SoxRS-mediated regulation of chemotrophic sulfur oxidation in Paracoccus pantotrophus

Abstract

Paracoccus pantotrophus GB17 requires thiosulfate for induction of the sulfur-oxidizing (Sox) enzyme system. The soxRS genes are divergently oriented to the soxVWXYZA-H genes. soxR predicts a transcriptional regulator of the ArsR family and soxS a periplasmic thioredoxin. The homogenate mutant GBOmegaS carrying a disruption of soxS by the Omega-kanamycin-resistance-encoding interposon expressed a low thiosulfate-oxidizing activity under heterotrophic and mixotrophic growth conditions. This activity was repressed by complementation with soxR, suggesting that SoxR acts as a repressor and SoxS is essential for full expression. Sequence analysis uncovered operator characteristics in the intergenic regions soxS-soxV and soxW-soxX. In each region a transcription start site was identified by primer extension analysis. Both regions were cloned into the vector pRI1 and transferred to P. pantotrophus. Strains harbouring pRI1 with soxS-soxV or soxW-soxX expressed the sox genes under heterotrophic conditions at a low rate, indicating repressor titration.
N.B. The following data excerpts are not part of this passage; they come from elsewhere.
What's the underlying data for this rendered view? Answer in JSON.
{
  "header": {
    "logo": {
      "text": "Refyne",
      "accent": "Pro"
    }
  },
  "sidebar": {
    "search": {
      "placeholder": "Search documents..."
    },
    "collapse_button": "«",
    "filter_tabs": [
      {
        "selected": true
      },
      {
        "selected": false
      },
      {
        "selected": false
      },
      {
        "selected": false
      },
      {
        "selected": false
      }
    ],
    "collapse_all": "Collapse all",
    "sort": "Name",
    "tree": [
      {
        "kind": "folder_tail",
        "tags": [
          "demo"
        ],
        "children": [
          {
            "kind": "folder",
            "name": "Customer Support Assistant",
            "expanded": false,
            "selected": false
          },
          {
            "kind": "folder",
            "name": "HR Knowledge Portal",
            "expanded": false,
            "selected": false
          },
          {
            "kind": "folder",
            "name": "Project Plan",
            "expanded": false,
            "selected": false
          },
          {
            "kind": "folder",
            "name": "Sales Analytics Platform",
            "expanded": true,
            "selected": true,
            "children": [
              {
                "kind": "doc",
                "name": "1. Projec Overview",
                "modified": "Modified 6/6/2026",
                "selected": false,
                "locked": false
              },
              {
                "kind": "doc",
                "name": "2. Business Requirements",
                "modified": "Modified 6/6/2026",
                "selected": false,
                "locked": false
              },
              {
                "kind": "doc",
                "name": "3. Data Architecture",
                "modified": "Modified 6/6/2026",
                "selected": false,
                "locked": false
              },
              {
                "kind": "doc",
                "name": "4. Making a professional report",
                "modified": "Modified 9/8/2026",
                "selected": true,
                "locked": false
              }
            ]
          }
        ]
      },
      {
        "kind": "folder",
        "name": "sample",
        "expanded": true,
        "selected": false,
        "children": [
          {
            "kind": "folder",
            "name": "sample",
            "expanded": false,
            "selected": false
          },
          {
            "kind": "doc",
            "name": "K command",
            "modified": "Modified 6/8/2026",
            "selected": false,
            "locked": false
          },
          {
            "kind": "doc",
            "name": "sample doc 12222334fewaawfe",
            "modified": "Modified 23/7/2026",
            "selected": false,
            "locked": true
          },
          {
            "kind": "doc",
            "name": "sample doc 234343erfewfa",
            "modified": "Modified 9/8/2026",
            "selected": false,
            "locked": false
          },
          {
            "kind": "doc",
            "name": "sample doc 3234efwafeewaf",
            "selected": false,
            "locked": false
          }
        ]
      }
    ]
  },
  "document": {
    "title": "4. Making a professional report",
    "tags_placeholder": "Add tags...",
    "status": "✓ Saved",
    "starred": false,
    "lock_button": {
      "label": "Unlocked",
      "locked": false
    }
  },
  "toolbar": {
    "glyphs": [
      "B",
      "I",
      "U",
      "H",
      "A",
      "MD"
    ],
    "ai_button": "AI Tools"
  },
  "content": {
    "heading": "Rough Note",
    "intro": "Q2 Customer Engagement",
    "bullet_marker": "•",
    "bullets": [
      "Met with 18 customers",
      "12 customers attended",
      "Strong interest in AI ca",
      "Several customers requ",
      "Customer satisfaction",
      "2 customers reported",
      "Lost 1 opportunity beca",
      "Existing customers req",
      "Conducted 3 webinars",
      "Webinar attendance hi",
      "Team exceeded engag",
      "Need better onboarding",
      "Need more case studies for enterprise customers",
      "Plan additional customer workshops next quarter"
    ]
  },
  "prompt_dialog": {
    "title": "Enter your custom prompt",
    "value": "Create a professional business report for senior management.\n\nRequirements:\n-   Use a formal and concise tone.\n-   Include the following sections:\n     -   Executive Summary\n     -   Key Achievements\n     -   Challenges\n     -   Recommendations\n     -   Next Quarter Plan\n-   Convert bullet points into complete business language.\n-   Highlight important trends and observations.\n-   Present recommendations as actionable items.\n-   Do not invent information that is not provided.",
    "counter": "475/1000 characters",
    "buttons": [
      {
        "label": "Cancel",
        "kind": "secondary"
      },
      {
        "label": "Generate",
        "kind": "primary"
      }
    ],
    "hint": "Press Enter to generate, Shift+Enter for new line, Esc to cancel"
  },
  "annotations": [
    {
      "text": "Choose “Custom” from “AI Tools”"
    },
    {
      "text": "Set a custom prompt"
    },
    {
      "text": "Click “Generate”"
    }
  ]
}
Sequence analysis of SoxR suggested a helix-turn-helix (HTH) motif at position 87-108 and uncovered an invariant Cys-80 and a cysteine residue at the C-terminus. SoxR was overproduced in Escherichia coli with an N-terminal His6-tag and purified to near homogeneity. Electrophoretic gel mobility shift assays with SoxR retarded the soxS-soxV region as a single band while the soxW-soxX region revealed at least two protein-DNA complexes. These data demonstrated binding of SoxR to the relevant DNA. This is believed to be the first report of regulation of chemotrophic sulfur oxidation at the molecular level.